Doch mutierte dieses zu einer äußerst trendigen Adressen. Der Fotokünstler selbst ging bald nicht nur in den Palästen der Hocharistokratie sondern auch den Ringstraßen- und Stadtpalais der wohlhabenden Großbourgeoisie ein und aus. “Sein Hauptaugenmerk lag auf der relativ neuen, aus Frankreich stammenden ‘Carte de Visite’-Fotografie, zu deren wichtigstem Vertreter in Wien er avanciert”, schreibt Pfundner. Diese “Cartes de Visite” wurde zum ersten Standardformat (6 x 9 cm) in der Geschichte der Fotografie, sie ermöglichte erstmals leicht reproduzierbare, einigermaßen preisgünstige Kopien.

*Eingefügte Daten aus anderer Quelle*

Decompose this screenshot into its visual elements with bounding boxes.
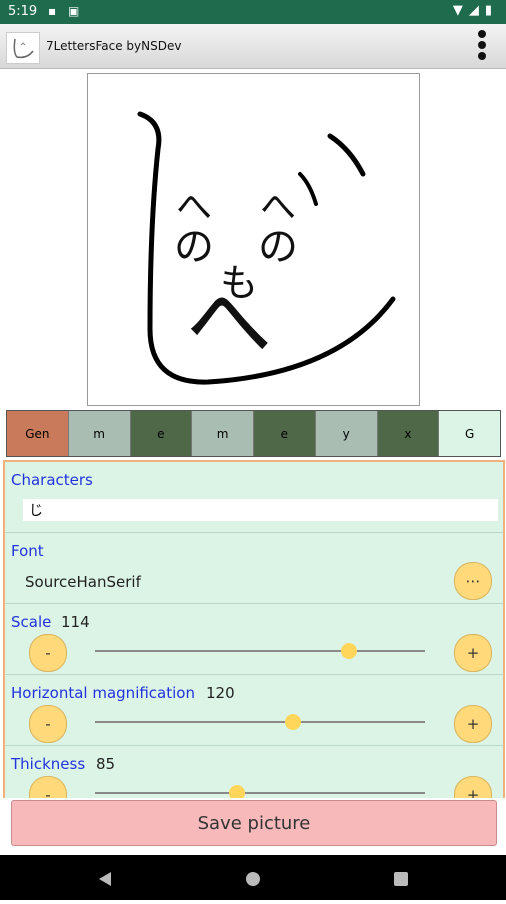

“Diese Art der Fotografie zeichnete sich durch eine starre und normierte Darstellungsweise aus, in einer Studiokulisse mit Balustraden, Vorhängen, Tischen oder anderen Requisiten”, hält die Autorin fest. “Die Abgebildeten (…) blickten ernst in die Kamera, die Aufnahmen wirkten oft steif und leblos, was unter anderem der notwendigen längeren Belichtungszeit geschuldet war.” Dass Michaela Pfundner mit ihrer Expertise recht hat, beweist in ihrem Buch mit zahlreichen Beispielen derartiger Fotografien. Auf ihre Art geben sie aber auch einen äußerst lebendigen Einblick in das mitunter doch etwas gespreizte Gesellschaftsleben jener Tage…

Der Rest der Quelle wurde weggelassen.